Se volvió a la izquierda, el este. A sus pies se hallaba la playa en la que habían aparecido. Acercándose al borde del acantilado, pudo ver la cúpula desde arriba. Su parte superior no mostraba nada particular, ni remate ni grabados, y era tan negra como las paredes.

Más allá se extendía un vasto mar, limitado tan sólo por un horizonte recto en el que no se vislumbraba la silueta de ninguna isla.

Derguín giró sobre sí mismo, se acercó al otro borde del promontorio y se asomó al oeste. Pasado el espigón que cerraba el puerto, la costa sobre la que se encontraban seguía recta en dirección norte. Muy a lo lejos, borroso por la distancia, se intuía un litoral montañoso que giraba hacia poniente.

Aquel mar se veía más oscuro y revuelto que el otro. Derguín sospechaba que se trataba de un mar interior, mientras que el que habían dejado a su espalda era un océano.
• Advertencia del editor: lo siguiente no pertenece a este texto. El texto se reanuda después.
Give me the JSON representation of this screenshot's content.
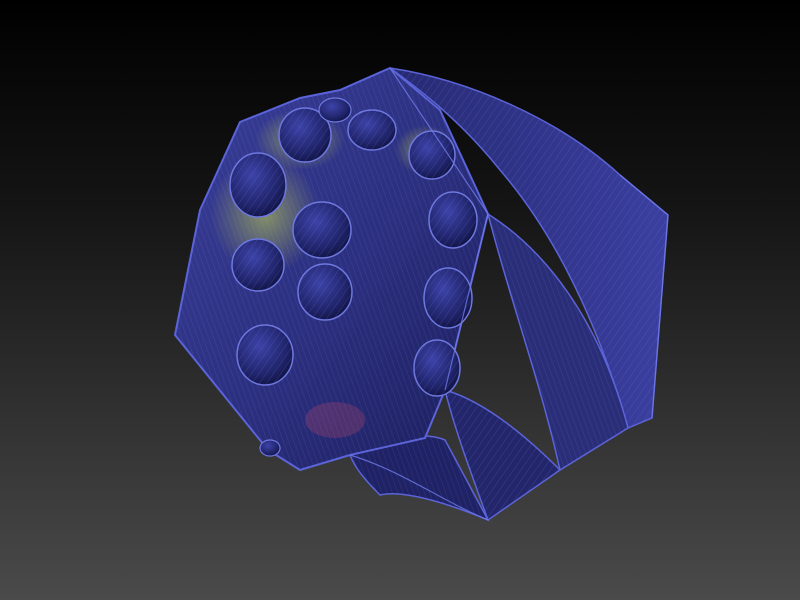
{
  "viewport": {
    "background_top": "#000000",
    "background_bottom": "#4a4a4a"
  },
  "model": {
    "icon": "twisted-hex-mesh-icon",
    "base_color": "#2b2f7e",
    "dark_color": "#161a52",
    "edge_color": "#5a63d8",
    "wire_color": "#7b86e8",
    "highlight_color": "#c8d84a",
    "accent_color": "#d04a6a",
    "hole_count": 13
  }
}
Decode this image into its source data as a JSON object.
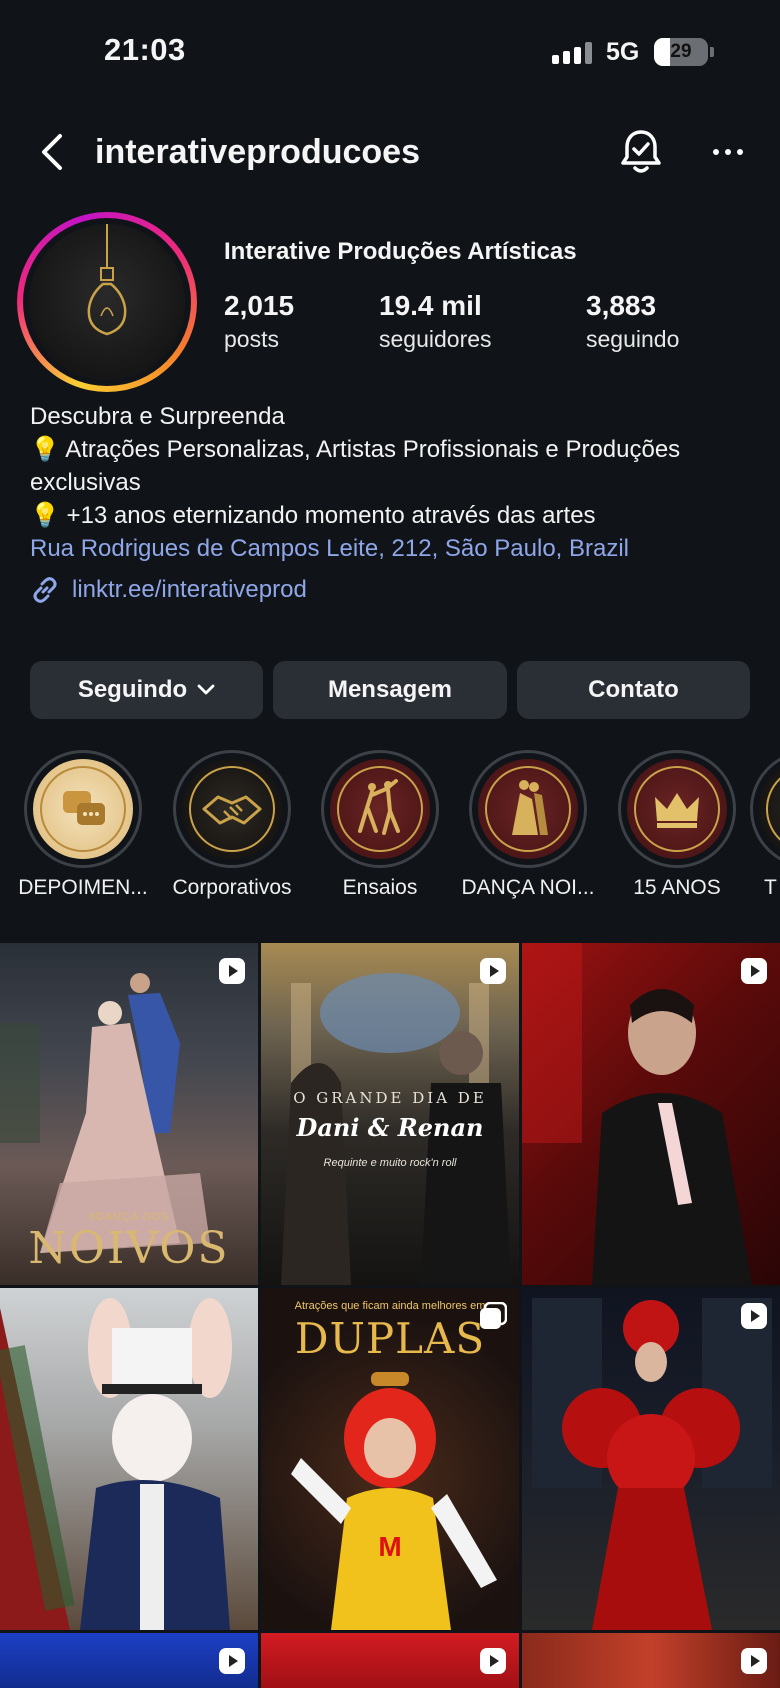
{
  "status_bar": {
    "time": "21:03",
    "network": "5G",
    "battery": "29",
    "battery_level": 0.29
  },
  "header": {
    "username": "interativeproducoes"
  },
  "profile": {
    "full_name": "Interative Produções Artísticas",
    "stats": [
      {
        "value": "2,015",
        "label": "posts"
      },
      {
        "value": "19.4 mil",
        "label": "seguidores"
      },
      {
        "value": "3,883",
        "label": "seguindo"
      }
    ],
    "bio": {
      "line1": "Descubra e Surpreenda",
      "line2": "💡 Atrações Personalizas, Artistas Profissionais e Produções",
      "line3": "exclusivas",
      "line4": "💡 +13 anos eternizando momento através das artes",
      "address": "Rua Rodrigues de Campos Leite, 212, São Paulo, Brazil"
    },
    "link": "linktr.ee/interativeprod"
  },
  "actions": {
    "following": "Seguindo",
    "message": "Mensagem",
    "contact": "Contato"
  },
  "highlights": [
    {
      "label": "DEPOIMEN...",
      "icon": "chat-bubbles-icon"
    },
    {
      "label": "Corporativos",
      "icon": "handshake-icon"
    },
    {
      "label": "Ensaios",
      "icon": "dancing-couple-icon"
    },
    {
      "label": "DANÇA NOI...",
      "icon": "bride-groom-icon"
    },
    {
      "label": "15 ANOS",
      "icon": "crown-icon"
    },
    {
      "label": "T",
      "icon": "highlight-icon"
    }
  ],
  "posts": {
    "p1": {
      "caption_small": "#DANÇA DOS",
      "caption_big": "NOIVOS",
      "icon": "reel-icon"
    },
    "p2": {
      "line1": "O GRANDE DIA DE",
      "line2": "Dani & Renan",
      "line3": "Requinte e muito rock'n roll",
      "icon": "reel-icon"
    },
    "p3": {
      "icon": "reel-icon"
    },
    "p4": {
      "icon": "none"
    },
    "p5": {
      "line1": "Atrações que ficam ainda melhores em",
      "line2": "DUPLAS",
      "icon": "carousel-icon"
    },
    "p6": {
      "icon": "reel-icon"
    }
  },
  "colors": {
    "background": "#101419",
    "button": "#2a2f35",
    "link": "#8fa6e8",
    "accent_gold": "#c9a24a"
  }
}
Pero antes de comunicar sus sospechas al Mazo quería inspeccionar la ciudad.

En el cielo, los cirros que venían del oeste presagiaban que el tiempo iba a cambiar. Ahora que se habían parado, el viento en lo alto del promontorio empezaba a enfriarles el sudor. Ambos se envolvieron en las capas y se dirigieron hacia la ciudad. Como no distaba más de quinientos metros, decidieron seguir caminando por dar más descanso a las bestias.

La muralla estaba reforzada por baluartes circulares en las esquinas y varias torres defensivas. Muchas de ellas estaban derruidas y buena parte de las almenas del adarve se veían desmochadas.

No tardaron en llegar a las puertas, o más bien al hueco donde en un tiempo se alzaron las puertas. Al caminar bajo el dintel, un enorme bloque de piedra que debía pesar al menos cien toneladas, El Mazo miró arriba con recelo.

—Si se nos cae eso encima, nos va a dejar como hojas de plátano.

—Tranquilo —dijo Derguín—. Si ha aguantado mil años, no creo que vaya a desplomarse ahora.

—¿Mil años? ¿Lo dices por decir o es que sabes dónde estamos?

Por el momento, Derguín no contestó.

Si las murallas se hallaban deterioradas, el estado de las calles y casas del interior era ruinoso. De la mayoría de los edificios quedaba poco más que la planta, rodeada de cascotes. Aunque la piedra predominante era el basalto, había también losas y sillares de granito y de mármol. Al ser más claros, se apreciaba en ellos la señal del fuego.

—Esta ciudad fue destruida y saqueada —dijo El Mazo. Él mismo tenía experiencia de saqueador: años atrás había tomado al asalto el castillo del noblezuelo que había raptado y violado a su esposa Tarbe, allá en las tierras de Áinar.

—Eso parece —repuso Derguín—. Y debió ocurrir hace mucho tiempo. Me recuerdan más a las ruinas de Nidra que a las de Nikastu.

—¿Qué tiene que ver eso?

—Que Nidra lleva seis siglos abandonada, y Nikastu sólo ochenta años.

Apenas había muros que superaran el metro de altura, por lo que la vista estaba despejada y podía contemplarse toda la ciudad y el perímetro de las murallas. En el lienzo norte de éstas se abría una gran brecha rodeada de cascotes. Los invasores, fuesen quienes fuesen, debían de haber entrado por allí.

—Yo diría que este recinto es mayor que el de Zirna —dijo Derguín—. Según el censo oficial, del que no hay que fiarse mucho porque hay gente que trampea para no pagar tributos, Zirna tiene quince mil habitantes. Así que aquí podrían vivir unas veinte mil personas.

—¿Es que nunca dejas de calcular? Deberías haberte hecho contable en lugar de guerrero. ¡Me mareas!

—Pues si conocieras a Ahri te volverías loco.

Llegaron a una plaza central, un cuadrado de cincuenta metros de lado rodeado por restos de soportales. En el centro se alzaban dos estatuas que representaban a un hombre y a una mujer; era lo único intacto que habían encontrado hasta ahora en la ciudad.